《 夢の宮10 》
は な
薔薇いくさ
作者:今野緒雪
表紙・挿絵:波津彬子
コバルト文庫7-16 1998年9月10日初刷
ISBN:4-08-614499-9
夢の宮、というシリーズの中でも薔薇にちなむ作品はちょっと特別であろう。何故なら、基本的に一話完結の形式をとっているにも関わらず、『薔薇の名の王』『十六夜薔薇の残香』『薔薇いくさ』は共通の登場人物を持っているからだ。それだけ、登場人物たちが並々ならぬ資質を備えているともいえる。
しかも、今回はこれまで脇役であった巫女にスポットがあてられた事で、ますます興味深い。
巫女とは神と交信できる女であるわけだが、鸞神の巫女はそれを夢という方法で行うようだ。つまり、神が直接巫女の体を憑巫とするのではなく、託宣を夢という形で降ろしてくるわけだ。一度にひとつの夢しか降ろす事ができないのは当然と思われる。いわば巫女は夢の憑巫であり、これは巫女の一部たり得ない。異物である。それを複数受け容れる事は、自己を保つ事がそれだけ困難になる事を意味する。ひとつ、という限定は、巫女自身を守る安全弁と言える。また、当然これを完璧に除去するためには、言葉を介して全て出してしまわなければならない。偽ったり、述べ残してはいけないというのは、ここに由来するのであろう。
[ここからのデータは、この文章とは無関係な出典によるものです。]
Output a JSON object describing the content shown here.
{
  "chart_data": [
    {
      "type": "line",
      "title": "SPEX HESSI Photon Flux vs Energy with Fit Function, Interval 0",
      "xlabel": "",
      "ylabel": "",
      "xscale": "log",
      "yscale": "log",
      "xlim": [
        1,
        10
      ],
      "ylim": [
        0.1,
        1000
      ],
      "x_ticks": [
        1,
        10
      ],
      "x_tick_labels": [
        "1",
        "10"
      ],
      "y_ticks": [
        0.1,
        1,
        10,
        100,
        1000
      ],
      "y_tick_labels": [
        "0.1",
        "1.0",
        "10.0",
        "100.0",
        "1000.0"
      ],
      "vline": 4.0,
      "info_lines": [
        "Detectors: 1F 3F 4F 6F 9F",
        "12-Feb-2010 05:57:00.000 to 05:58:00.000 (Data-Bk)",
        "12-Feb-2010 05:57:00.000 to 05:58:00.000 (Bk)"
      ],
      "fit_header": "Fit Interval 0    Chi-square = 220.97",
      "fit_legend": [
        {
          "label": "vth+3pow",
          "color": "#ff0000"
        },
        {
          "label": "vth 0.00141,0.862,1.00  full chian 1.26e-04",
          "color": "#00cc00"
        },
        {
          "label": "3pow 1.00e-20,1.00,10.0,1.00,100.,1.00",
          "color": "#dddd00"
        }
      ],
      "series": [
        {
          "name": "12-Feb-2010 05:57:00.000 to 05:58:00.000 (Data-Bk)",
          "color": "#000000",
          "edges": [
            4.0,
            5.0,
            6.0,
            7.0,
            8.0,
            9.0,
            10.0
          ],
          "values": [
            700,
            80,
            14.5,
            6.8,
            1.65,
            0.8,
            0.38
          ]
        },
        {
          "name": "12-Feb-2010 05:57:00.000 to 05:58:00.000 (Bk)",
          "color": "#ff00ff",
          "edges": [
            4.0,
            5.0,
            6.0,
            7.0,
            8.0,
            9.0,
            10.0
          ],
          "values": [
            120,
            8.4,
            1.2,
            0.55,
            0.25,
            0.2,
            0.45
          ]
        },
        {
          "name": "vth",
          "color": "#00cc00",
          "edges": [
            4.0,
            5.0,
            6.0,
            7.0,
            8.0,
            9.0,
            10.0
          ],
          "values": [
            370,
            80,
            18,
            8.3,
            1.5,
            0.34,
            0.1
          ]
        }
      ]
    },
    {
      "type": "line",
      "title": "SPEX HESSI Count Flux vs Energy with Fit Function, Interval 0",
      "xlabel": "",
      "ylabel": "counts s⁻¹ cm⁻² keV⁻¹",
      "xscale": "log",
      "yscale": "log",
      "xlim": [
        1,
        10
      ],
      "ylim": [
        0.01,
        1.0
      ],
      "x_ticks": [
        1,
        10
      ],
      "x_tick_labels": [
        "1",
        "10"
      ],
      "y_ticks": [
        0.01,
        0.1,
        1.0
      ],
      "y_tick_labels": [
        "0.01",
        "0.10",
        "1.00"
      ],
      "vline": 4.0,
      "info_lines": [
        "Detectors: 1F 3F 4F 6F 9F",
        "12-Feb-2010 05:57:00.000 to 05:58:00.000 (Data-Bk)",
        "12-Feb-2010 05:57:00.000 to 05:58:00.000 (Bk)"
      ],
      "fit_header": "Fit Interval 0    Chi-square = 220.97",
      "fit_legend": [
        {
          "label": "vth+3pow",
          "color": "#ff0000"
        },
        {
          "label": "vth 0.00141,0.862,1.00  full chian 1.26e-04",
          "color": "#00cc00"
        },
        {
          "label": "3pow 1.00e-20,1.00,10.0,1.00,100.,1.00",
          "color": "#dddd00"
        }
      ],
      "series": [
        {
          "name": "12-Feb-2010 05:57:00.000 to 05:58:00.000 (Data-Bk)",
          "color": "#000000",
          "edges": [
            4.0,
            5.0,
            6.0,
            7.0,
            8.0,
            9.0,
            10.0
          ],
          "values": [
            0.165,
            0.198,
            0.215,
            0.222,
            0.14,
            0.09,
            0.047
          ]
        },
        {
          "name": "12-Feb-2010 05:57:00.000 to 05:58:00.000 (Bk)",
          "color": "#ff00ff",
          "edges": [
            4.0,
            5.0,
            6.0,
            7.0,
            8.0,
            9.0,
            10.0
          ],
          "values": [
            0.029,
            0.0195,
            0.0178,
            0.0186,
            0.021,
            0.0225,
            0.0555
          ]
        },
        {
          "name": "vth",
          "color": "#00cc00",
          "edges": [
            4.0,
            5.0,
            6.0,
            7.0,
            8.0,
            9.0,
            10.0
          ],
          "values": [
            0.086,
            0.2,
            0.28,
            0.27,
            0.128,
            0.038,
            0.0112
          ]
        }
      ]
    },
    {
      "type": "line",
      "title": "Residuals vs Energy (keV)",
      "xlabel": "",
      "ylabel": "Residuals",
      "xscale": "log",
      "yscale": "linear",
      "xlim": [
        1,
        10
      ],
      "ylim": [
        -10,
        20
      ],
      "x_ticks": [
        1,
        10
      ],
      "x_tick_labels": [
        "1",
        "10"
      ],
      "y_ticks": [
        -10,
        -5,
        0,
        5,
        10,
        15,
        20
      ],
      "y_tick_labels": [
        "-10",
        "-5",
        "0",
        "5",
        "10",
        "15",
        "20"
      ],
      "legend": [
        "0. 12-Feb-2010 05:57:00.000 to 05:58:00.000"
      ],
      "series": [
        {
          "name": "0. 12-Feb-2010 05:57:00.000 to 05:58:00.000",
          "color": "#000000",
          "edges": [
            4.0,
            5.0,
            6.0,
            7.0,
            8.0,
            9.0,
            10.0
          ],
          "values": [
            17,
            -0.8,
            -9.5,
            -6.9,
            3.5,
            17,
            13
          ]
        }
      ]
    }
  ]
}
ならば、それを伝える事が相手を破滅させうるとしたらどうするか。勿論自分が破滅したくなければ、巫女(medium)は文字通りの媒体(medium)として、考える事なく全部伝えてしまわなければならない。但し巫女も人間である以上、託宣すべき内容を知っていれば、それが難しい事もある、というディレンマが今回のテーマなわけだな。夢はひとつだけ、という安全弁を設けるくらいなら、もう一つ、巫女は託宣する内容を知り得ないという、古今東西しばしば見られるもうひとつの安全弁も設けておけばいいのになあ……。
ともあれ、知ってしまったがために、自分の将来を投げ出して運命の相手に捧げ尽くしてしまう照葉も照葉ながら、宿命は潔く受け容れながらも、かけひきを忘れない鸞王妃[糸巣]糸もなかなかしたたかだ。それとは対称的に、いつもながら、その相手役はおおぼけだった。宰相の要黐がいなければ、この代はたちゆかなかったんじゃないか? と思えてしまうぞ。それくらい、木香は頼りなく見えるのだよなあ。次の王となった茨木の事を考え合わせても、まさしく「要黐、御苦労様でした」なのであった。